Standing in their high-end kitchen, in an apartment they couldn’t really afford, she opened the email and read the line that changed everything:
Because of Nathaniel’s recent promotion to senior consultant, his employer-provided life insurance had automatically increased.
New death benefit: $1,000,000.
Beneficiary: Spouse – Veronica Breerlin.
Building security cameras show Veronica leaving the apartment at 8:47 p.m. and returning 36 minutes later. Where she went, no one knows for sure.
What is certain is what she did after she got back.
Within hours, at 2:34 a.m. on August 16, her search history lit up with a new set of queries:
“How long after death can life insurance be claimed?”
“Life insurance payout spouse no suspicion”
“Do police investigate all deaths”
“Accidental death versus murder investigation difference”
The shift was immediate and unmistakable.
Sometime between that email and that first late-night search, her husband stopped being a person in her mind.
He became a payout.
He became a solution.
He became a million-dollar problem that needed to die.
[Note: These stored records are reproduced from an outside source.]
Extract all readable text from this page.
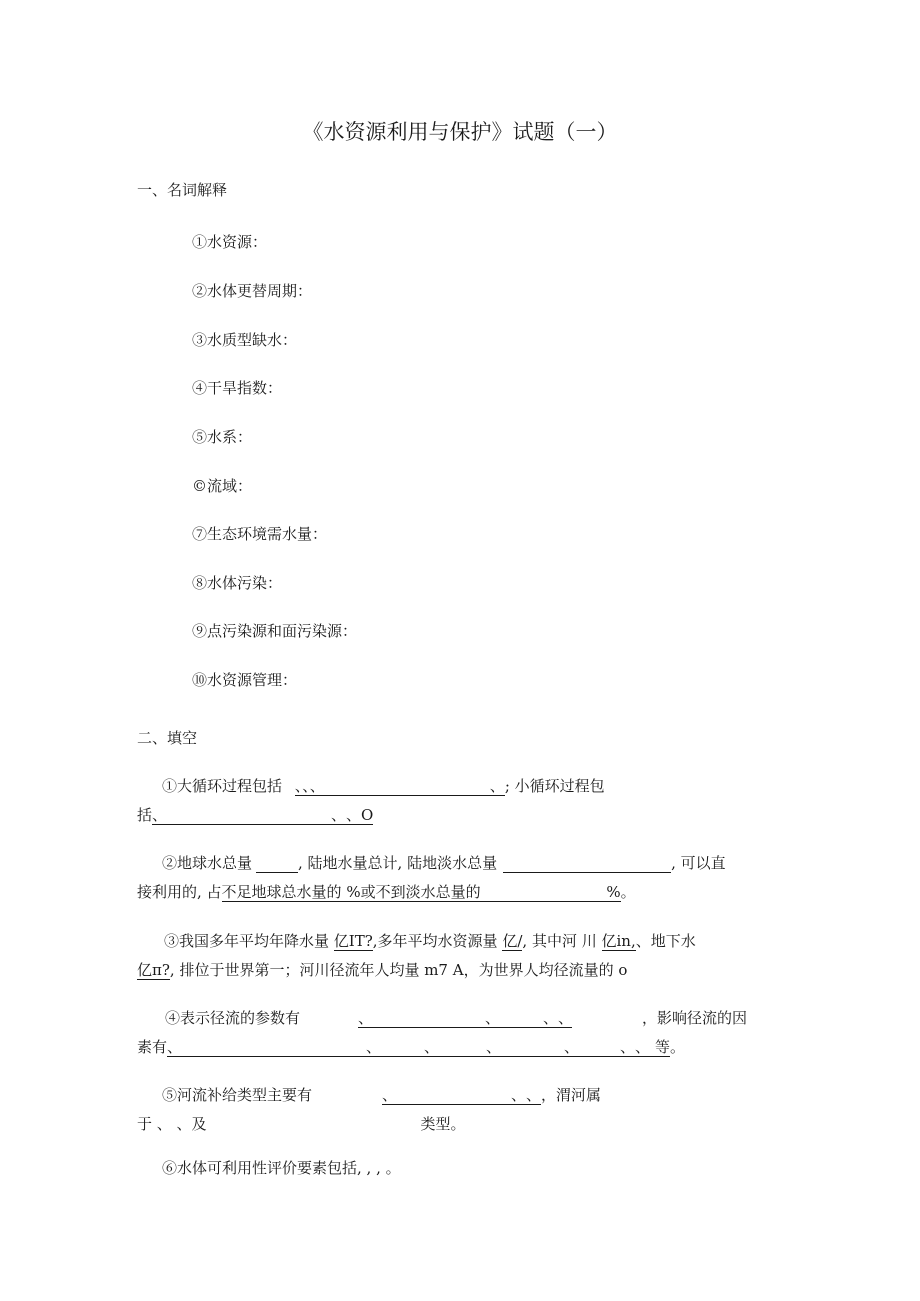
《水资源利用与保护》试题（一）
一、名词解释
①水资源：
②水体更替周期：
③水质型缺水：
④干旱指数：
⑤水系：
©流域：
⑦生态环境需水量：
⑧水体污染：
⑨点污染源和面污染源：
⑩水资源管理：
二、填空
①大循环过程包括 、、、	、; 小循环过程包
括、	、、O
②地球水总量	, 陆地水量总计, 陆地淡水总量	, 可以直
接利用的, 占不足地球总水量的 %或不到淡水总量的	%。
③我国多年平均年降水量 亿IT?,多年平均水资源量 亿/, 其中河 川 亿in,、地下水
亿π?, 排位于世界第一；河川径流年人均量 m7 A，为世界人均径流量的 o
④表示径流的参数有	、	、	、、	，影响径流的因
素有、	、	、	、	、	、、 等。
⑤河流补给类型主要有	、	、、，渭河属
于 、 、及	类型。
⑥水体可利用性评价要素包括, , , 。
PART 2 – 63 Days to Murder: Dark Searches, a Burner Phone, and a Hallway Ambush
By the time the sun came up on August 16, 2019, the shape of Veronica Breerlin’s future had changed.
Not outwardly.
To Nathaniel, nothing seemed different.
He kissed her goodbye, grabbed his briefcase, and ran for the subway.
But his laptop, his email, and — most importantly — his employer benefits had just turned his wife into something far more dangerous than a high-maintenance spouse.
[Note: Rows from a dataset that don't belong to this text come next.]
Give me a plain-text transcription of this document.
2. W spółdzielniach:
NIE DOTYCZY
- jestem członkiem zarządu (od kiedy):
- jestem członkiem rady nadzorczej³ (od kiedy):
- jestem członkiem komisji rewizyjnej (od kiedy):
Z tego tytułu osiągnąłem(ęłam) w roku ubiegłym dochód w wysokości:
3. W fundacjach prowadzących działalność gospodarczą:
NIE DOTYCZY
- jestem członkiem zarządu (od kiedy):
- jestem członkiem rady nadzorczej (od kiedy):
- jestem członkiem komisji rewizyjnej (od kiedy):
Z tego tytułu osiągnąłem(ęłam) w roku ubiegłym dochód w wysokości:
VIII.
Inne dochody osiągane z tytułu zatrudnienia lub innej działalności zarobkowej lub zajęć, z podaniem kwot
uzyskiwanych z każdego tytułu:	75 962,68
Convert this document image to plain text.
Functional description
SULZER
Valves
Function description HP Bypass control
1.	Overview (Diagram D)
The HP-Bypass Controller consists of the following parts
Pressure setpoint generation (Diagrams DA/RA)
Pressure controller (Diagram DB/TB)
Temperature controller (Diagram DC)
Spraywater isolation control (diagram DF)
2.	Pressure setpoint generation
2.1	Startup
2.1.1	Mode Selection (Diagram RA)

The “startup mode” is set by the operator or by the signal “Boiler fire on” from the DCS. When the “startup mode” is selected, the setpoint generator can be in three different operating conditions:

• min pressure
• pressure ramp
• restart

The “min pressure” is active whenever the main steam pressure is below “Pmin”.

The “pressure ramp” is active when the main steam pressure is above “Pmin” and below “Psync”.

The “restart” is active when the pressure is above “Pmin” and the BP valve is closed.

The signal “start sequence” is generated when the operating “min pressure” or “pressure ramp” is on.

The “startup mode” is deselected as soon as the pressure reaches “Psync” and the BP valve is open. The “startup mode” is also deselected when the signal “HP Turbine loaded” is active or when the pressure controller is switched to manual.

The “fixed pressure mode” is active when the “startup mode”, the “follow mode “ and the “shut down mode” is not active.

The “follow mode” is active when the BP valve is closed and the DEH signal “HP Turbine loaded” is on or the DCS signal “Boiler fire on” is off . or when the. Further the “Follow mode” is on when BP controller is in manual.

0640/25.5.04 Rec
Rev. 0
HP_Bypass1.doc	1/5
Inside her head, a clock had started.
Not a countdown to an anniversary, a vacation, or a baby.
A countdown to his death.
From Late-Night Curiosity to Cold-Blooded Planning
The first search could have been dismissed as morbid curiosity:
“How long after death can life insurance be claimed?”
The second could not:
“Life insurance payout spouse no suspicion”
Veronica wasn’t googling grief.
She was googling logistics.
For the next several days, the pattern intensified. Always late at night. Always when Nathaniel was asleep, exhausted from the 60-hour weeks he worked to support the very lifestyle that was now being used to justify his execution.
Her search history read like a roadmap to murder:
“Do police investigate all deaths”
“Accidental death vs homicide investigation”
“Insurance fraud spouse death how often caught”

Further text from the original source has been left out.